When it comes to Boston Marathon suspect Dzhokhar Tsarnaev, Republican Rep. Peter King clearly wants to play bad cop.
King—who over the weekend urged authorities to beef up their surveillance of Muslims in the U.S. following the attack—said on Monday that Tsarnaev shouldn’t have the option on whether or not he’ll cooperate with authorities.
The GOPer, on The Daily Rundown, praised authorities’ decision to not read the 19-year-old his Miranda Rights, which protects suspects from coercive questions out of fear there is an existing danger to the public.
Host Chuck Todd, however, pointed out that two high-profile terror suspects in the past five years—Umar Farouk Abdulmutallab (the so-called underwear bomber) and Faisal Shahzad (who attempted the Times Square car bombing)—were given their Miranda Rights and still both spoke to authorities.
King acknowledged that once Shahzad started talking “he didn’t stop,” but added, “I don’t want to give this younger brother, a terrorist–I don’t want to give him the option to decide whether or not he’s going to cooperate or not cooperate.”

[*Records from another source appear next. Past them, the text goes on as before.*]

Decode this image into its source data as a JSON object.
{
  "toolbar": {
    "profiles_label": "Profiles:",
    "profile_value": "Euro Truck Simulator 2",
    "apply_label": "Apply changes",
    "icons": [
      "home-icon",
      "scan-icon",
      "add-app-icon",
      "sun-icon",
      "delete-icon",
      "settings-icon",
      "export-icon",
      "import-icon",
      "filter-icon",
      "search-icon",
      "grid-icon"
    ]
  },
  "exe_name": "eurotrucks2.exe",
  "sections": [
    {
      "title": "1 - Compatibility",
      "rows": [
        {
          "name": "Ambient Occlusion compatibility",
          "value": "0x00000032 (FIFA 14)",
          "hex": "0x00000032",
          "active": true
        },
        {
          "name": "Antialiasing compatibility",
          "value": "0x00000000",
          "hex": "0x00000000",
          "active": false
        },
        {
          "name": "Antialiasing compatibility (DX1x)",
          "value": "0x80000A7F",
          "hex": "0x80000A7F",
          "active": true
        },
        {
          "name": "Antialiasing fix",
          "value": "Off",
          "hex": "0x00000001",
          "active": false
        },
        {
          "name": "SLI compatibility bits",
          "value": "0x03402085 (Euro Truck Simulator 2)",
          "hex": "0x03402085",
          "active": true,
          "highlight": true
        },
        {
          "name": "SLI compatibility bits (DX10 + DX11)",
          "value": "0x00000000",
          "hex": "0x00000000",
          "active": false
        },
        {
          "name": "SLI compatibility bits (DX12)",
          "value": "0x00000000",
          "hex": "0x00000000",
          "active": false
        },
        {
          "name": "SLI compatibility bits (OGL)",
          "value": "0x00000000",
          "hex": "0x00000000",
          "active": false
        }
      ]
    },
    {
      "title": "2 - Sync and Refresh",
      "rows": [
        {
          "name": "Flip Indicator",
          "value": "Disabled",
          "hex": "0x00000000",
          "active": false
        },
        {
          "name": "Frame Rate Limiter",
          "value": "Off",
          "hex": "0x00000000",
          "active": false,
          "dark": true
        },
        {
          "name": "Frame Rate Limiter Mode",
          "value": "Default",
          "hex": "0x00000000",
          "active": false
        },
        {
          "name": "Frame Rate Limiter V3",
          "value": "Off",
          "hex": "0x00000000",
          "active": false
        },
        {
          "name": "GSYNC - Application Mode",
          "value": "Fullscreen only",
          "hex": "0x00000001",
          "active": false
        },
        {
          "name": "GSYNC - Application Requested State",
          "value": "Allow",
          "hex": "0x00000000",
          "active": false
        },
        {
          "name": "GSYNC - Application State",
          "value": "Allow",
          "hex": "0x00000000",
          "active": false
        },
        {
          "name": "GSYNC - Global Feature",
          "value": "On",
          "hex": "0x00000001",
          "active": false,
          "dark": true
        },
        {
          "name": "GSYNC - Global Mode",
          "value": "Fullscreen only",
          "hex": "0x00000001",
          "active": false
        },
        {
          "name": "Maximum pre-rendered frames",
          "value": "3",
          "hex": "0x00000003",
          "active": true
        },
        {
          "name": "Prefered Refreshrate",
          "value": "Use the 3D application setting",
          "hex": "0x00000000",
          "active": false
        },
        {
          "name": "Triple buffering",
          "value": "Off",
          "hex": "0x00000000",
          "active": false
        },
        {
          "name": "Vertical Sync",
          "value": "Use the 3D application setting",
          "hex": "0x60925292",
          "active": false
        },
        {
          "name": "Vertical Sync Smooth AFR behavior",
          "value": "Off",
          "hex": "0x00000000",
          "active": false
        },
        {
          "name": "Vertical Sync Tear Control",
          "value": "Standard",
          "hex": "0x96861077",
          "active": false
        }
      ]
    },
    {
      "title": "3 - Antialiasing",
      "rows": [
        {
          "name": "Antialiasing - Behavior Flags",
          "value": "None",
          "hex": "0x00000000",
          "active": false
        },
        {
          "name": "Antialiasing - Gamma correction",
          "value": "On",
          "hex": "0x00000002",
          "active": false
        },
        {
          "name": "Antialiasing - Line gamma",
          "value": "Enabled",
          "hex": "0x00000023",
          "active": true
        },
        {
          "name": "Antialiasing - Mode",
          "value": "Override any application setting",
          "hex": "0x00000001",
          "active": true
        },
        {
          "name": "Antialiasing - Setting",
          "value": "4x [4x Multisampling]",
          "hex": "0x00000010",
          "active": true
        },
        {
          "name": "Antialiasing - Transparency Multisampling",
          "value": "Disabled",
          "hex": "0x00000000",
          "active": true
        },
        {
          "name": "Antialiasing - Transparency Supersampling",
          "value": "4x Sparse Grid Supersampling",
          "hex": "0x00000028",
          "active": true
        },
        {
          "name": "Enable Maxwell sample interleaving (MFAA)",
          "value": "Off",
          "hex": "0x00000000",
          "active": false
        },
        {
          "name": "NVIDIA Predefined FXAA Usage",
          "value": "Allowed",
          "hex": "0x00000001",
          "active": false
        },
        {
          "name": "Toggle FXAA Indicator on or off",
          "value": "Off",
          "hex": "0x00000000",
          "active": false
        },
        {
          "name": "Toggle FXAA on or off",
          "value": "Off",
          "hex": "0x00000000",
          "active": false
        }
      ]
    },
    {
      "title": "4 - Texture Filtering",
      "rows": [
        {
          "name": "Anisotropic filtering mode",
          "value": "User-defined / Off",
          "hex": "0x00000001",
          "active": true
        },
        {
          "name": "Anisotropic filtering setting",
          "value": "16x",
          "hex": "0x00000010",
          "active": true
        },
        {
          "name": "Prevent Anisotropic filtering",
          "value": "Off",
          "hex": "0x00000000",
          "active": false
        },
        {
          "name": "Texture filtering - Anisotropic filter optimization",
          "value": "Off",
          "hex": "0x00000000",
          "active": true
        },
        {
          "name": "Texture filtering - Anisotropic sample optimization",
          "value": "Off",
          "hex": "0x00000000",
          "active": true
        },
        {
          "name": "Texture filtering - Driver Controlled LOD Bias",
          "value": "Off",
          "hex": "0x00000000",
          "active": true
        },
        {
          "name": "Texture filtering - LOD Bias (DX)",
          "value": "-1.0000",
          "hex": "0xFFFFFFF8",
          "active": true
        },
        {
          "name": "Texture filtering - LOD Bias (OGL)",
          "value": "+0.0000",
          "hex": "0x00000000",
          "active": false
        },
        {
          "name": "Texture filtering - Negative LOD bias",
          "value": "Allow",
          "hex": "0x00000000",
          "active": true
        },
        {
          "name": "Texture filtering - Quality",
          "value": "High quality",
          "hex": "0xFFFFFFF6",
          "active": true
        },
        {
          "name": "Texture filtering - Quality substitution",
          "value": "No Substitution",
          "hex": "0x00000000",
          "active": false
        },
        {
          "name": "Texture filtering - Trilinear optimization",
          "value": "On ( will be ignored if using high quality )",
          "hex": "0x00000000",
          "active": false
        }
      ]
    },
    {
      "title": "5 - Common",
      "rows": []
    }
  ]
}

The Republican, who chairs the House subcommittee on Counterterrorism and Intelligence, is spearheading an initiative with Republican Sens. Lindsey Graham of South Carolina, John McCain of Arizona and Kelly Ayotte of New Hampshire urging President Obama to treat Dzhokhar as an “enemy combatant,” so he can be held and questioned instead of immediately being tried in a criminal court.
“By declaring him an enemy combatant, there would be by virtue at least for 30 days of unlimited interrogation,” said King, insisting once the interrogation is over Tsarnaev would be tried in a civilian court. “This is solely for the purpose of interrogation to find intelligence.”

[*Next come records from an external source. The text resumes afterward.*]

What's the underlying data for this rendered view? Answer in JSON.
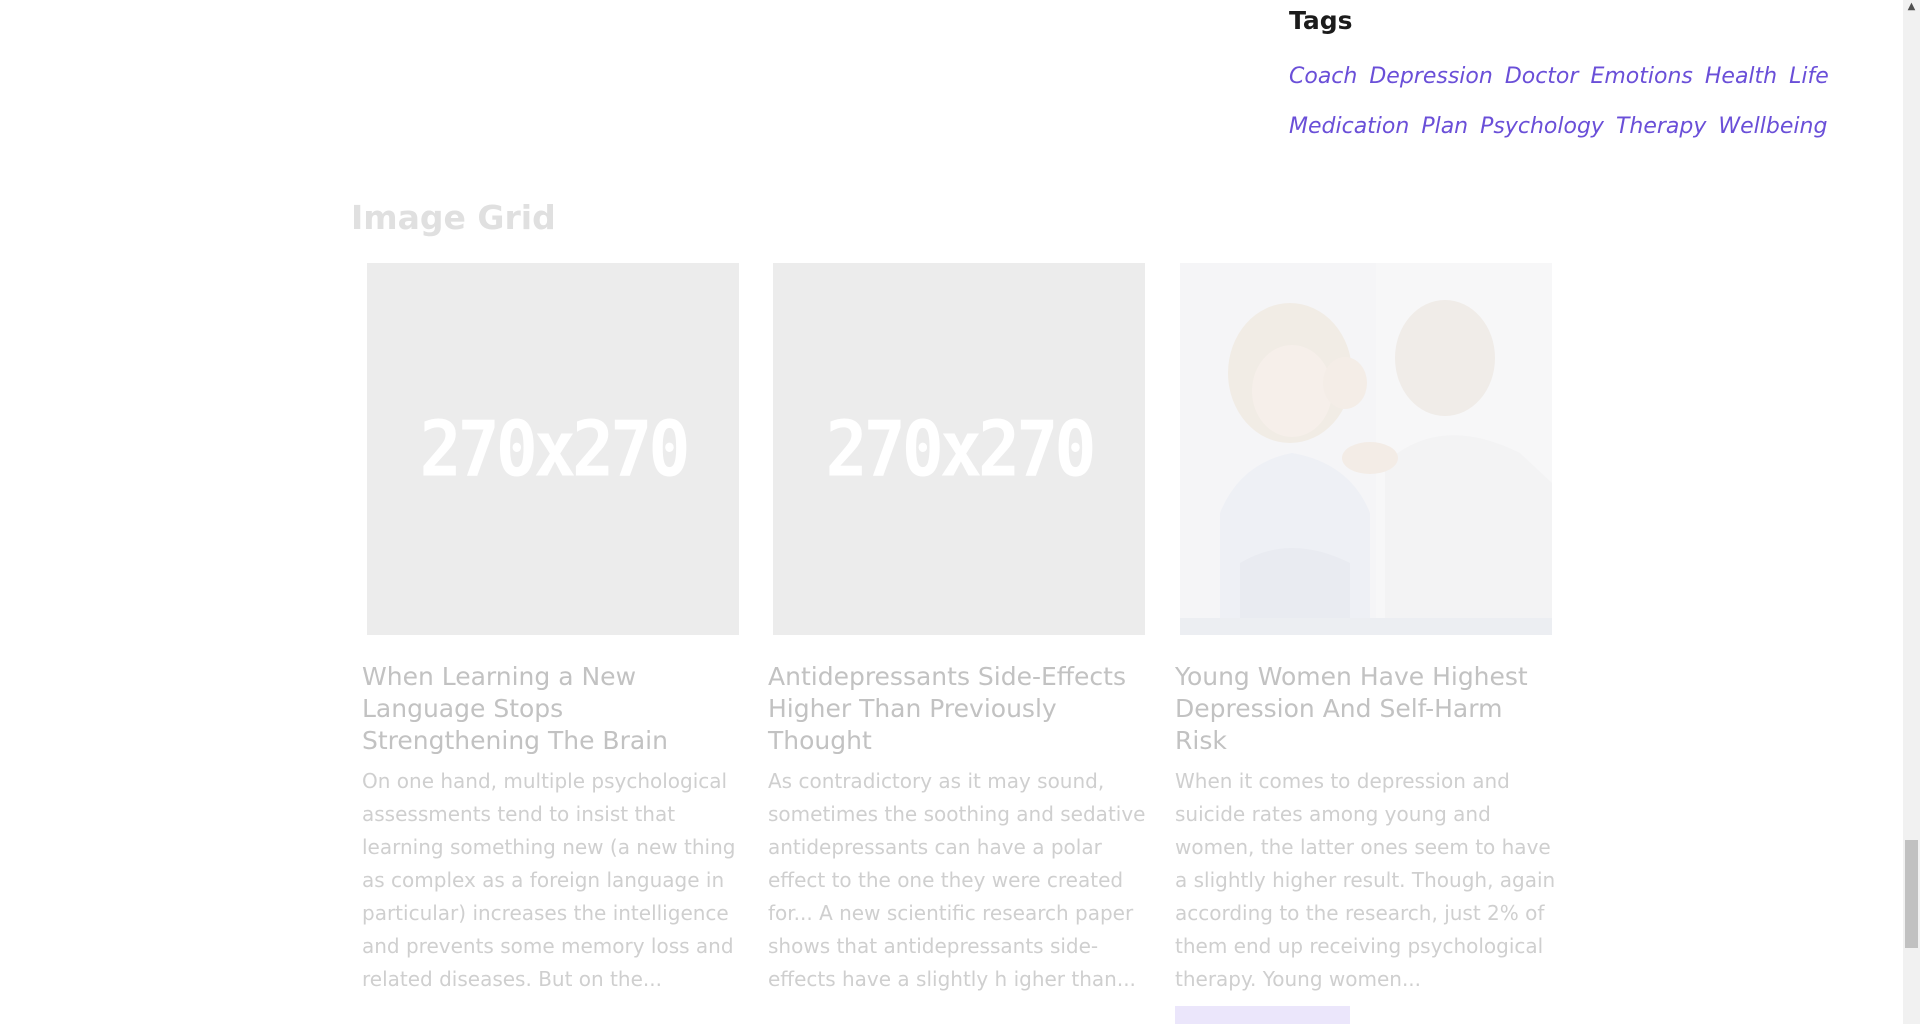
{
  "tags": {
    "title": "Tags",
    "items": [
      "Coach",
      "Depression",
      "Doctor",
      "Emotions",
      "Health",
      "Life",
      "Medication",
      "Plan",
      "Psychology",
      "Therapy",
      "Wellbeing"
    ]
  },
  "image_grid": {
    "title": "Image Grid",
    "cards": [
      {
        "placeholder": "270x270",
        "title": "When Learning a New Language Stops Strengthening The Brain",
        "excerpt": "   On one hand, multiple psychological assessments tend to insist that learning something new (a new thing as complex as a foreign language in particular) increases the intelligence and prevents some memory loss and related diseases. But on the..."
      },
      {
        "placeholder": "270x270",
        "title": "Antidepressants Side-Effects Higher Than Previously Thought",
        "excerpt": "  As contradictory as it may sound, sometimes the soothing and sedative antidepressants can have a polar effect to the one they were created for... A new scientific research paper shows that antidepressants side-effects have a slightly h igher than..."
      },
      {
        "placeholder": "",
        "title": "Young Women Have Highest Depression And Self-Harm Risk",
        "excerpt": "  When it comes to depression and suicide rates among young  and women, the latter ones seem to have a slightly higher result. Though, again according to the research, just 2% of them end up receiving psychological therapy.  Young women..."
      }
    ]
  },
  "colors": {
    "tag_link": "#6a4fd8",
    "faded_text": "#c2c2c2",
    "button_bg": "#ebe6fb"
  },
  "scrollbar": {
    "up_arrow_icon": "arrow-up-icon",
    "position_fraction": 0.9
  }
}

The Republicans’ request has created a backlash among Democrats.
“This is not a foreign national caught on an enemy battlefield, but an American citizen arrested on American soil,” California Rep. Adam Schiff said in a statement. “The Justice Department has demonstrated a far greater ability to successfully prosecute suspected terrorists in federal courts than the military commissions have thus far been able to show. Nothing must be done to compromise the public safety, the ability of prosecutors to seek justice for the victims or our constitutional principles.”
California Sen. Dianne Feinstein said declaring Tsarnaev an enemy combatant would be unconstitutional.
“I do not believe under the military commission law that he is eligible for that. It would be unconstitutional to do that,” she told Fox News Sunday.
“One of the great things about America is that we come together at times of trial,” she continued. “I very much regret the fact that there are those that want to precipitate a debate over whether he’s an enemy combatant or whether he is a terrorist, a murderer, et cetera.”
Feinstein, who chairs the Senate Intelligence Committee, added, “There is time to do the investigation, to make a clear assessment and to move from there. I really regret all of this discussion, which is creating a conflict that need not be there. The administration is ready for this.”
Tsarnaev is suspected, alongside his brother (who was killed during a shootout with police last week), of planting bombs near the end of the Boston Marathon finish line, killing three and injuring more than 170. Tsarnaev, who was found hiding in a boat in Watertown, Mass., after a dramatic, day-long manhunt on Friday, could be charged as early as Monday.